While attracted to the book cover, it was not until it was part of the 2013 Tournament of Books competition that I fully committed to reading it. I am glad I did, although I had a hard time at first wondering how this was "a darkly comic novel," a chain of horrifically tragic events set this novel into motion, and in the most unexpected ways. At times the events and circumstances seem truly absurd, but again I am often reminded of the adage of "truth is stranger than fiction" and that these things could happen, though I defy anyone to have the year Homes conjures up for protagonist Harold Silver.

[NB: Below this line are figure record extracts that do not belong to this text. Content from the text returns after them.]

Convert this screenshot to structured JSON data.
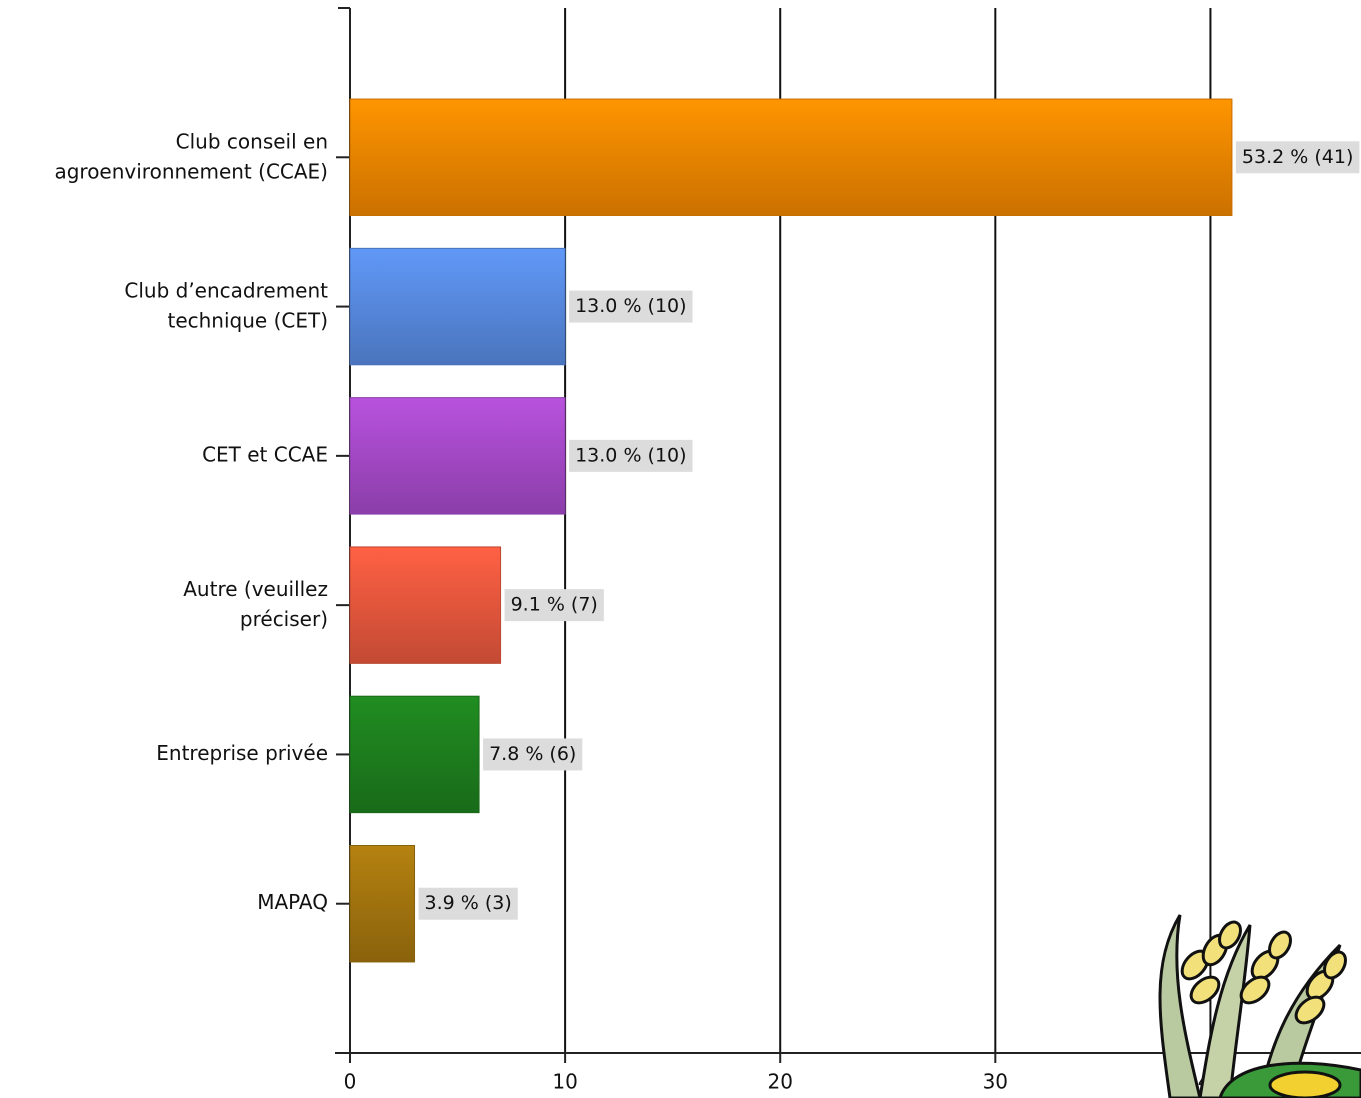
{
  "chart_data": {
    "type": "bar",
    "orientation": "horizontal",
    "categories": [
      "Club conseil en\nagroenvironnement (CCAE)",
      "Club d’encadrement\ntechnique (CET)",
      "CET et CCAE",
      "Autre (veuillez\npréciser)",
      "Entreprise privée",
      "MAPAQ"
    ],
    "values": [
      41,
      10,
      10,
      7,
      6,
      3
    ],
    "value_labels": [
      "53.2 % (41)",
      "13.0 % (10)",
      "13.0 % (10)",
      "9.1 % (7)",
      "7.8 % (6)",
      "3.9 % (3)"
    ],
    "colors": [
      "#f78a00",
      "#5a8ee6",
      "#aa4cce",
      "#ee5a3f",
      "#1f831f",
      "#a8780f"
    ],
    "xlim": [
      0,
      47
    ],
    "xticks": [
      0,
      10,
      20,
      30,
      40
    ],
    "grid": true
  }
}
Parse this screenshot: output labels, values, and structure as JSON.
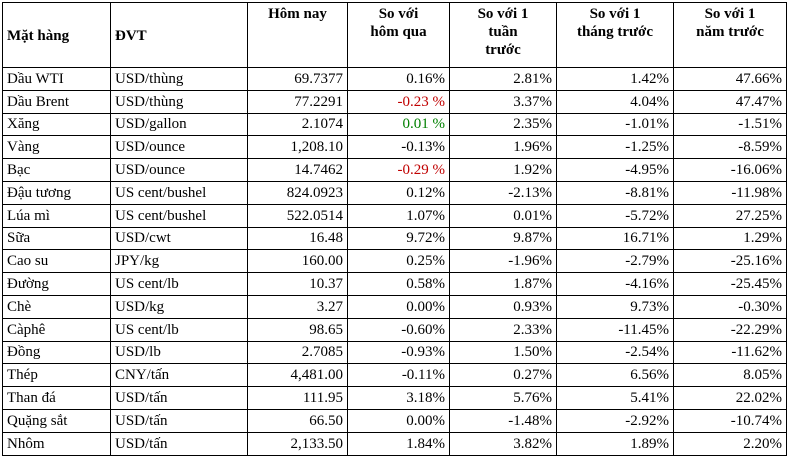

I never knew where this novel was going. It almost seems as if Homes is playing a game of self one-upsmanship. What could be more crazy than the last crazy thing that happened? Or just when you think perhaps something was a tad too crude, it gets cruder.
[Sidenote: I will plead guilty the sexist card, but I was impressed Homes -- a woman! -- could be so crude, this novel definitely had the "feel" of being written by a middle-aged man]
Likewise, there are few tonal shifts in the novel. As hinted above,
it's not at all funny in the beginning, does evolve into that, but with
an ending that is something totally different, almost
jolting/out-of-place (even a bit of a betrayal) given everything leading
up to it.
It's random, with Homes not playing by any "rules" of fiction, with things turning on the proverbial dime, with characters not always acting consistently -- but alas this is a good description of "real" life and people, even in a quite amplified version here.
Bold, unpredictable, entertaining, train/car-wreck fascinating, real, unbelievable, setting the bar for "putting the fun in dysfunctional" -- it was a roller-coaster ride that I was happy to be on.